Atlas AI Labs FZE implements the following measures to protect the confidentiality of all client-related information and records:
  • Confidentiality Agreements: All employees, contractors, and third-party service providers are required to sign a confidentiality agreement before being granted access to any confidential information. These agreements explicitly outline the purpose for which the information can be used and the prohibition against unauthorized use or sharing.
  • Role-Based Access Controls: Access to confidential information is strictly limited to individuals who require it to perform their official duties. Our IT systems enforce role-based access controls, and access is provisioned and revoked as part of our formal onboarding and offboarding procedures.
  • Staff Certification and Training:
    • All staff undergo mandatory training on our internal policies for the collection and processing of confidential information during their initial onboarding.
    • Compliance with these policies is periodically certified by each staff member, and we maintain records of this certification for a period of eight years.
  • Prohibition on Unauthorized Sharing:
    • Confidential information can only be shared internally or with other entities if it is absolutely necessary for conducting VASP activities.
    • Under no circumstances may confidential information be used for the purpose of trading Virtual Assets by any entity, including Atlas AI Labs FZE and its staff. This is monitored through our transaction monitoring systems and internal audits.

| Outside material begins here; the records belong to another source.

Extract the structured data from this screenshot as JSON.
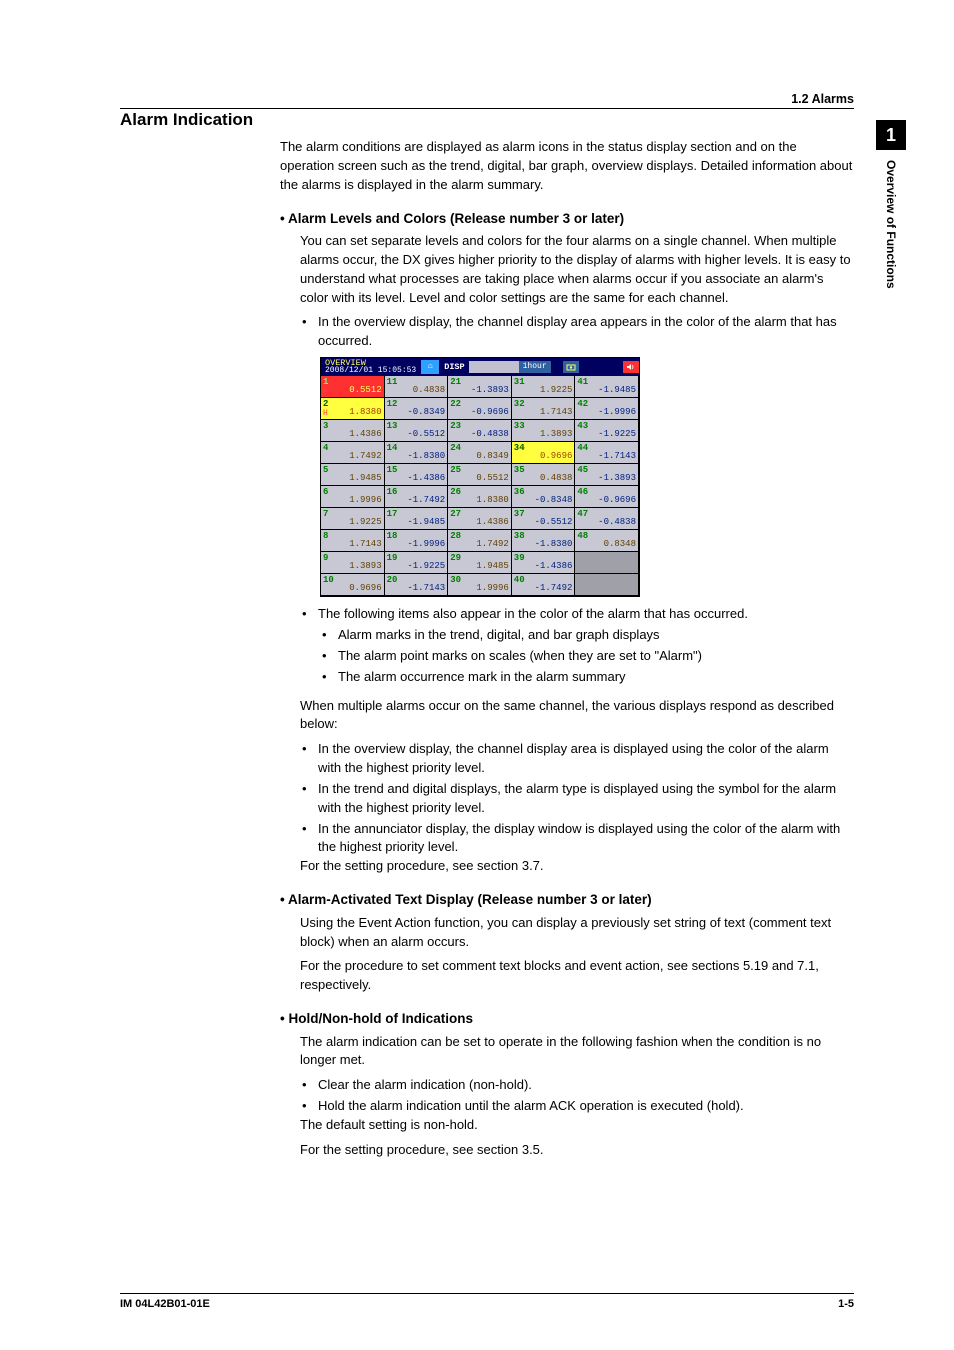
{
  "header": {
    "section": "1.2 Alarms"
  },
  "sidetab": {
    "num": "1",
    "text": "Overview of Functions"
  },
  "title": "Alarm Indication",
  "intro": "The alarm conditions are displayed as alarm icons in the status display section and on the operation screen such as the trend, digital, bar graph, overview displays. Detailed information about the alarms is displayed in the alarm summary.",
  "s1": {
    "title": "•  Alarm Levels and Colors (Release number 3 or later)",
    "p1": "You can set separate levels and colors for the four alarms on a single channel. When multiple alarms occur, the DX gives higher priority to the display of alarms with higher levels. It is easy to understand what processes are taking place when alarms occur if you associate an alarm's color with its level. Level and color settings are the same for each channel.",
    "b1": "In the overview display, the channel display area appears in the color of the alarm that has occurred.",
    "after_ov": "The following items also appear in the color of the alarm that has occurred.",
    "sb1": "Alarm marks in the trend, digital, and bar graph displays",
    "sb2": "The alarm point marks on scales (when they are set to \"Alarm\")",
    "sb3": "The alarm occurrence mark in the alarm summary",
    "p2": "When multiple alarms occur on the same channel, the various displays respond as described below:",
    "c1": "In the overview display, the channel display area is displayed using the color of the alarm with the highest priority level.",
    "c2": "In the trend and digital displays, the alarm type is displayed using the symbol for the alarm with the highest priority level.",
    "c3": "In the annunciator display, the display window is displayed using the color of the alarm with the highest priority level.",
    "p3": "For the setting procedure, see section 3.7."
  },
  "s2": {
    "title": "•  Alarm-Activated Text Display (Release number 3 or later)",
    "p1": "Using the Event Action function, you can display a previously set string of text (comment text block) when an alarm occurs.",
    "p2": "For the procedure to set comment text blocks and event action, see sections 5.19 and 7.1, respectively."
  },
  "s3": {
    "title": "•  Hold/Non-hold of Indications",
    "p1": "The alarm indication can be set to operate in the following fashion when the condition is no longer met.",
    "b1": "Clear the alarm indication (non-hold).",
    "b2": "Hold the alarm indication until the alarm ACK operation is executed (hold).",
    "p2": "The default setting is non-hold.",
    "p3": "For the setting procedure, see section 3.5."
  },
  "ov": {
    "bar": {
      "title": "OVERVIEW",
      "ts": "2008/12/01 15:05:53",
      "disp": "DISP",
      "onehour": "1hour"
    },
    "cells": [
      {
        "ch": "1",
        "val": "0.5512",
        "bg": "#ff3030",
        "chc": "#60ff60",
        "vc": "#ffff60",
        "h": "H"
      },
      {
        "ch": "11",
        "val": "0.4838",
        "bg": "#c8c8d4",
        "chc": "#008000",
        "vc": "#604000"
      },
      {
        "ch": "21",
        "val": "-1.3893",
        "bg": "#c8c8d4",
        "chc": "#008000",
        "vc": "#002080"
      },
      {
        "ch": "31",
        "val": "1.9225",
        "bg": "#c8c8d4",
        "chc": "#008000",
        "vc": "#604000"
      },
      {
        "ch": "41",
        "val": "-1.9485",
        "bg": "#c8c8d4",
        "chc": "#008000",
        "vc": "#002080"
      },
      {
        "ch": "2",
        "val": "1.8380",
        "bg": "#ffff40",
        "chc": "#006000",
        "vc": "#a04000",
        "h": "H"
      },
      {
        "ch": "12",
        "val": "-0.8349",
        "bg": "#c8c8d4",
        "chc": "#008000",
        "vc": "#002080"
      },
      {
        "ch": "22",
        "val": "-0.9696",
        "bg": "#c8c8d4",
        "chc": "#008000",
        "vc": "#002080"
      },
      {
        "ch": "32",
        "val": "1.7143",
        "bg": "#c8c8d4",
        "chc": "#008000",
        "vc": "#604000"
      },
      {
        "ch": "42",
        "val": "-1.9996",
        "bg": "#c8c8d4",
        "chc": "#008000",
        "vc": "#002080"
      },
      {
        "ch": "3",
        "val": "1.4386",
        "bg": "#c8c8d4",
        "chc": "#008000",
        "vc": "#604000"
      },
      {
        "ch": "13",
        "val": "-0.5512",
        "bg": "#c8c8d4",
        "chc": "#008000",
        "vc": "#002080"
      },
      {
        "ch": "23",
        "val": "-0.4838",
        "bg": "#c8c8d4",
        "chc": "#008000",
        "vc": "#002080"
      },
      {
        "ch": "33",
        "val": "1.3893",
        "bg": "#c8c8d4",
        "chc": "#008000",
        "vc": "#604000"
      },
      {
        "ch": "43",
        "val": "-1.9225",
        "bg": "#c8c8d4",
        "chc": "#008000",
        "vc": "#002080"
      },
      {
        "ch": "4",
        "val": "1.7492",
        "bg": "#c8c8d4",
        "chc": "#008000",
        "vc": "#604000"
      },
      {
        "ch": "14",
        "val": "-1.8380",
        "bg": "#c8c8d4",
        "chc": "#008000",
        "vc": "#002080"
      },
      {
        "ch": "24",
        "val": "0.8349",
        "bg": "#c8c8d4",
        "chc": "#008000",
        "vc": "#604000"
      },
      {
        "ch": "34",
        "val": "0.9696",
        "bg": "#ffff40",
        "chc": "#006000",
        "vc": "#a04000"
      },
      {
        "ch": "44",
        "val": "-1.7143",
        "bg": "#c8c8d4",
        "chc": "#008000",
        "vc": "#002080"
      },
      {
        "ch": "5",
        "val": "1.9485",
        "bg": "#c8c8d4",
        "chc": "#008000",
        "vc": "#604000"
      },
      {
        "ch": "15",
        "val": "-1.4386",
        "bg": "#c8c8d4",
        "chc": "#008000",
        "vc": "#002080"
      },
      {
        "ch": "25",
        "val": "0.5512",
        "bg": "#c8c8d4",
        "chc": "#008000",
        "vc": "#604000"
      },
      {
        "ch": "35",
        "val": "0.4838",
        "bg": "#c8c8d4",
        "chc": "#008000",
        "vc": "#604000"
      },
      {
        "ch": "45",
        "val": "-1.3893",
        "bg": "#c8c8d4",
        "chc": "#008000",
        "vc": "#002080"
      },
      {
        "ch": "6",
        "val": "1.9996",
        "bg": "#c8c8d4",
        "chc": "#008000",
        "vc": "#604000"
      },
      {
        "ch": "16",
        "val": "-1.7492",
        "bg": "#c8c8d4",
        "chc": "#008000",
        "vc": "#002080"
      },
      {
        "ch": "26",
        "val": "1.8380",
        "bg": "#c8c8d4",
        "chc": "#008000",
        "vc": "#604000"
      },
      {
        "ch": "36",
        "val": "-0.8348",
        "bg": "#c8c8d4",
        "chc": "#008000",
        "vc": "#002080"
      },
      {
        "ch": "46",
        "val": "-0.9696",
        "bg": "#c8c8d4",
        "chc": "#008000",
        "vc": "#002080"
      },
      {
        "ch": "7",
        "val": "1.9225",
        "bg": "#c8c8d4",
        "chc": "#008000",
        "vc": "#604000"
      },
      {
        "ch": "17",
        "val": "-1.9485",
        "bg": "#c8c8d4",
        "chc": "#008000",
        "vc": "#002080"
      },
      {
        "ch": "27",
        "val": "1.4386",
        "bg": "#c8c8d4",
        "chc": "#008000",
        "vc": "#604000"
      },
      {
        "ch": "37",
        "val": "-0.5512",
        "bg": "#c8c8d4",
        "chc": "#008000",
        "vc": "#002080"
      },
      {
        "ch": "47",
        "val": "-0.4838",
        "bg": "#c8c8d4",
        "chc": "#008000",
        "vc": "#002080"
      },
      {
        "ch": "8",
        "val": "1.7143",
        "bg": "#c8c8d4",
        "chc": "#008000",
        "vc": "#604000"
      },
      {
        "ch": "18",
        "val": "-1.9996",
        "bg": "#c8c8d4",
        "chc": "#008000",
        "vc": "#002080"
      },
      {
        "ch": "28",
        "val": "1.7492",
        "bg": "#c8c8d4",
        "chc": "#008000",
        "vc": "#604000"
      },
      {
        "ch": "38",
        "val": "-1.8380",
        "bg": "#c8c8d4",
        "chc": "#008000",
        "vc": "#002080"
      },
      {
        "ch": "48",
        "val": "0.8348",
        "bg": "#c8c8d4",
        "chc": "#008000",
        "vc": "#604000"
      },
      {
        "ch": "9",
        "val": "1.3893",
        "bg": "#c8c8d4",
        "chc": "#008000",
        "vc": "#604000"
      },
      {
        "ch": "19",
        "val": "-1.9225",
        "bg": "#c8c8d4",
        "chc": "#008000",
        "vc": "#002080"
      },
      {
        "ch": "29",
        "val": "1.9485",
        "bg": "#c8c8d4",
        "chc": "#008000",
        "vc": "#604000"
      },
      {
        "ch": "39",
        "val": "-1.4386",
        "bg": "#c8c8d4",
        "chc": "#008000",
        "vc": "#002080"
      },
      {
        "empty": true
      },
      {
        "ch": "10",
        "val": "0.9696",
        "bg": "#c8c8d4",
        "chc": "#008000",
        "vc": "#604000"
      },
      {
        "ch": "20",
        "val": "-1.7143",
        "bg": "#c8c8d4",
        "chc": "#008000",
        "vc": "#002080"
      },
      {
        "ch": "30",
        "val": "1.9996",
        "bg": "#c8c8d4",
        "chc": "#008000",
        "vc": "#604000"
      },
      {
        "ch": "40",
        "val": "-1.7492",
        "bg": "#c8c8d4",
        "chc": "#008000",
        "vc": "#002080"
      },
      {
        "empty": true
      }
    ]
  },
  "footer": {
    "left": "IM 04L42B01-01E",
    "right": "1-5"
  }
}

Provision of Information to VARA

In compliance with VARA Technology and Information Rulebook — Rule II.C, Atlas AI Labs FZE will:
  • Full Access: Take all necessary steps to ensure VARA has full access to any information related to our compliance with data privacy regulations, regardless of where the information is stored. This includes providing notifications, contractual provisions, and obtaining all necessary consents.
  • Timely Reporting: Provide access to this information in the manner and within the timelines communicated by VARA.
  • Data Incident Notification: Notify VARA within 24 hours of any incident affecting or potentially affecting personal data. A summary of the report to the data regulator will be provided to VARA, along with a full copy if the data regulator is in the UAE, unless legally prohibited.

Data Privacy Compliance

In accordance with VARA Technology and Information Rulebook — Rule II.B, Atlas AI Labs FZE has established a written data privacy compliance program with the following key measures:
  • Data Protection Officer (DPO):
    • We have appointed a Data Protection Officer who possesses the appropriate competencies and experience as per the Federal Decree-Law No. (45) of 2021 on the Protection of Personal Data (PDPL).
    • The CISO and the DPO roles may be held by the same individual to ensure a cohesive approach to both data security and privacy.
  • Privacy Management Function:
    • A dedicated function within the organization is responsible for the ongoing management and protection of personal data.
    • This function is responsible for implementing and maintaining our privacy processes, procedures, and controls.
  • Third-Party Oversight:
    • We conduct due diligence on all third-party service providers to ensure they have adequate data protection measures in place.
    • Our contracts with these providers include clauses that require them to comply with all applicable data protection laws.
  • Employee Training:
    • All staff receive mandatory training on data privacy laws and our internal policies during onboarding and annually thereafter.
  • Data Breach Protocol:
    • Our Business Continuity and Disaster Recovery Plan includes a specific protocol for data breaches.
    • This protocol outlines the steps to be taken to identify, contain, and mitigate the impact of a breach, including the notification process for affected clients and relevant authorities, including VARA.

Policy Review and Updates

This policy will be reviewed and updated at least annually by the CISO and the Compliance Officer to ensure it remains compliant with all applicable laws and best industry practices. Any material changes will be communicated to all staff, and their acknowledgment of the new policy will be documented.